Both the Child Trends research brief and the Future of Children note that there is little consensus in defining children with disabilities. "Researchers tend to focus on the individual causes of disability such as autism, asthma, cystic fibrosis, or attention-deficit/hyperactivity disorder" (Future of Children). Regardless of the definition, children with disabilities need more specialized care medically, environmentally, and educationally. Parents of these children "often need to advocate for their child across multiple domains, from managing the child's medical care, to ensuring an appropriate and individualized educational plan is in place, to meeting significant expenses that may arise due to the disability" (Child Trends).

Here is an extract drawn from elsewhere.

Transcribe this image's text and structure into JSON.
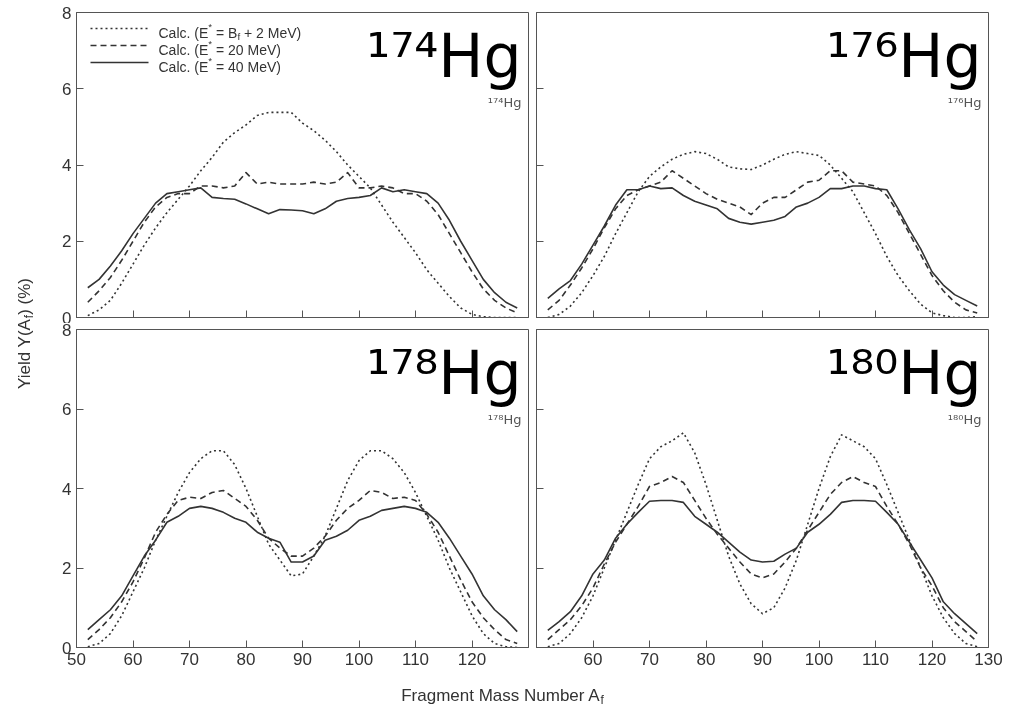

As Child Trends notes, health insurance is vital for children with disabilities. The Child Trends brief cites Peter Szilagyi's Future of Children chapter, "Health Insurance and Children with Disabilities," which observes that the number of children with disabilities covered under private insurance declined by about 10 percent during from 2000 to 2008, while public insurance coverage increased. The two main public health insurance programs are Medicaid and SCHIP (known since 2009 as the Children's Health Insurance Program or CHIP). Nearly half of children with special health care needs who have insurance are covered by one of these two programs; 90 percent are enrolled in Medicaid, the other 10 percent in CHIP. These are among several programs that provide health services for children disabilities. As Child Trends points out, "children with disabilities who are insured get more timely and comprehensive care, and that their parents are more satisfied with their child's health care than are parents of children with disabilities who lack insurance."